The resilience QO (12-1) has shown in coming back twice against Northwest, against North Point, and against Bullis in taking that game into overtime can help them against top-ranked Wise, which has won 41 straight games and is playing for its third straight title.

Derwin, Green, Dennis, and their secondary mates Nahiem Howell, Seckret Murphy and Charles Bell must continue to play tough to contain Wise’s talented receivers, including Anthony Lytton, who is headed to Florida State.

Richey, Mikey Fierstein and their offensive linemates will need to continue to open holes for Bonner and Cooper, who each gained over 100 yards against North Point.
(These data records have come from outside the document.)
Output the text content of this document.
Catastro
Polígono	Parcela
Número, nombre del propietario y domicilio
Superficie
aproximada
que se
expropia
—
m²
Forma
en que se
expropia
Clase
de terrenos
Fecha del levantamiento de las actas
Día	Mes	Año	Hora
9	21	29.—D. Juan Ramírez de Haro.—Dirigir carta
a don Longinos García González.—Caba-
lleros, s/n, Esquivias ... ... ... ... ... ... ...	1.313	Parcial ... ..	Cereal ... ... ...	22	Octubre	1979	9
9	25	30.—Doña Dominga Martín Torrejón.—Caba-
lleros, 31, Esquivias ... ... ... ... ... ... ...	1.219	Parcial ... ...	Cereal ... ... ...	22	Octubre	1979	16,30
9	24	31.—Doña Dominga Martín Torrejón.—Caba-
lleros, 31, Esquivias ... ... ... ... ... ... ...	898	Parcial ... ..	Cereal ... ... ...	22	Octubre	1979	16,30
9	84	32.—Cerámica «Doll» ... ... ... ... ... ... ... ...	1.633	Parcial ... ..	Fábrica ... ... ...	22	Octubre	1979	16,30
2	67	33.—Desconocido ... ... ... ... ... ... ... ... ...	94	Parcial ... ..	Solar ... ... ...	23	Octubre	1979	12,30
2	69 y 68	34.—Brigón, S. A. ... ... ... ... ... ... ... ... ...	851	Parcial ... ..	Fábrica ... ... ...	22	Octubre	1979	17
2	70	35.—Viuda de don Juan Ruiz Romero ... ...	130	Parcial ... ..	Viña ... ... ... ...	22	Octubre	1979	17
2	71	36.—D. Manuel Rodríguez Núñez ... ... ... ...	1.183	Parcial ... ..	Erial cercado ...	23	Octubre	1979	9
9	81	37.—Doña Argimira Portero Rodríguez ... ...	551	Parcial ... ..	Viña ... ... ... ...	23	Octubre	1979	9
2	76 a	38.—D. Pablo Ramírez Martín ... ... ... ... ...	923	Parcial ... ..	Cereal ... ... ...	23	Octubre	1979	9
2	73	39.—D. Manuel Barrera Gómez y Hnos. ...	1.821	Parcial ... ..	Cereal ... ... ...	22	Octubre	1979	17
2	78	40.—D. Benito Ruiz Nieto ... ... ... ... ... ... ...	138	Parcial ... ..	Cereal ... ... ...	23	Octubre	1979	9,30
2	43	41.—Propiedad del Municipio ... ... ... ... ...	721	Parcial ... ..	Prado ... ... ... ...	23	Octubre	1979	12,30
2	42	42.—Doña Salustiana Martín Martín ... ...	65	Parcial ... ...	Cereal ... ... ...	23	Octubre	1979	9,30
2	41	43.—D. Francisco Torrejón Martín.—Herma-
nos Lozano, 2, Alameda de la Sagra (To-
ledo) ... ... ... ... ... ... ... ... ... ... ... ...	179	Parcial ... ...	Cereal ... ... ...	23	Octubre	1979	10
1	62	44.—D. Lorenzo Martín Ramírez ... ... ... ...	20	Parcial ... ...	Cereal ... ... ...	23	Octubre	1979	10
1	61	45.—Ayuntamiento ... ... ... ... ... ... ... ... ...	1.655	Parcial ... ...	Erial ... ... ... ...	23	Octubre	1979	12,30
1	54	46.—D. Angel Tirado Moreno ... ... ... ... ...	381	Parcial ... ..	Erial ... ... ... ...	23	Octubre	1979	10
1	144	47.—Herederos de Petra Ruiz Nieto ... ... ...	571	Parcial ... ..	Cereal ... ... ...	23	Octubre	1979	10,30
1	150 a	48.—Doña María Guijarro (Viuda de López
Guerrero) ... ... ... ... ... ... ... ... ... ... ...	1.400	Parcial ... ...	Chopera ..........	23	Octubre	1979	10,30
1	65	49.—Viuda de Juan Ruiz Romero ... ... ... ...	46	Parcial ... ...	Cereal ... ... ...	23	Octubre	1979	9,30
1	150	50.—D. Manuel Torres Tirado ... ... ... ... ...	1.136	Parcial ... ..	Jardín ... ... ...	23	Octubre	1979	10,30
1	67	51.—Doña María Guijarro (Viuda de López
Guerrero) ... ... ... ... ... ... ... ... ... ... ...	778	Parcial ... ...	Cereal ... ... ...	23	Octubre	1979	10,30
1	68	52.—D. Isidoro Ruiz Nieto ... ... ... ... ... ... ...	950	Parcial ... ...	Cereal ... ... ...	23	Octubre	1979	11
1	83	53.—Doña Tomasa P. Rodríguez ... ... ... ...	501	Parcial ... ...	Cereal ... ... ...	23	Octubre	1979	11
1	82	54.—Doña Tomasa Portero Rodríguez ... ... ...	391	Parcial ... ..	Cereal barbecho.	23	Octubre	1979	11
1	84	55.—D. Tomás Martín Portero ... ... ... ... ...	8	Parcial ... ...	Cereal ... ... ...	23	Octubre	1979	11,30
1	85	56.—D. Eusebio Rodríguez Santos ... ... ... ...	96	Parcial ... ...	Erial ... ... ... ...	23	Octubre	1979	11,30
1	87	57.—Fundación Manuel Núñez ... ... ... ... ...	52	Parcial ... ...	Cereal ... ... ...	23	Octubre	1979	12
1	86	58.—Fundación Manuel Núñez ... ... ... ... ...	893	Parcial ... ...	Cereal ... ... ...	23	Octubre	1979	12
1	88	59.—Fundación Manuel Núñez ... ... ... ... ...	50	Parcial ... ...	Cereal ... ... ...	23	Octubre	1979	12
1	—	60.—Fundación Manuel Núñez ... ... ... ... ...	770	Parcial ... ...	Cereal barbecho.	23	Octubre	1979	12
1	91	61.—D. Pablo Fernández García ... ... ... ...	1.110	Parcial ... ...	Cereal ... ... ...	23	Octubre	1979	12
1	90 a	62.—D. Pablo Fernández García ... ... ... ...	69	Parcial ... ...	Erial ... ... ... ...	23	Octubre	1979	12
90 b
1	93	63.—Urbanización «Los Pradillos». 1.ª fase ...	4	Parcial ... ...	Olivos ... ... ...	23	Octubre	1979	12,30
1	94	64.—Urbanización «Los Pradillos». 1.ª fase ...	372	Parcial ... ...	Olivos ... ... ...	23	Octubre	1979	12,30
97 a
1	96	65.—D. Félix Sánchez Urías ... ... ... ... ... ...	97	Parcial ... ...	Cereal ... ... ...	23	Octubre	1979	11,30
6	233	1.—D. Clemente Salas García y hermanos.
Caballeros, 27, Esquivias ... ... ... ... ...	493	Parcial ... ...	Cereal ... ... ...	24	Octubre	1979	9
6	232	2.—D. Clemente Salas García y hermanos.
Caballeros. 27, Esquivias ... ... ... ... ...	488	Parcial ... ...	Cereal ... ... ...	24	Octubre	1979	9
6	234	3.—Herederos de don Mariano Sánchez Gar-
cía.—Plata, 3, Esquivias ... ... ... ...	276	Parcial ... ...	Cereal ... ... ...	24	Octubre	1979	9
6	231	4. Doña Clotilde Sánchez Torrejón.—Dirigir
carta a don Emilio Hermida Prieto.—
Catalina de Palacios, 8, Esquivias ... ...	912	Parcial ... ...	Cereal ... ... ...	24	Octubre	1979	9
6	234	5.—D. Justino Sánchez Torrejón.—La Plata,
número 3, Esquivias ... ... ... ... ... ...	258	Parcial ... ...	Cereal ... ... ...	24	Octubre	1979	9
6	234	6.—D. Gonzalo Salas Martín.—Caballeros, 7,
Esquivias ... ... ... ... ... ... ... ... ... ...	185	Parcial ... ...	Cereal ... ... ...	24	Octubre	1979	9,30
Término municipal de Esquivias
But ultimately it all comes down to Bonner. The Dartmouth-bound three-year starter holds virtually every QO career quarterbacking record, including 90 total touchdowns, 55 passing TDs, almost 5,000 passing yards and over 6,600 yards of total offense. Many commentators call him the best quarterback in the state, and his performance in the playoffs so far has cemented that claim.

In his last game as a Cougar, Bonner will return to the scene of last year’s disappointment, in the same stadium, against the same opponent, and for the same stakes as when his two first-half fumbles put QO in a hole even before the hit that took him out of the game and to a hospital.

This is his second chance, his chance at redemption.

“I just have to go all out, put everything on the line,” he said. “Everything on the line and go out … the right way.”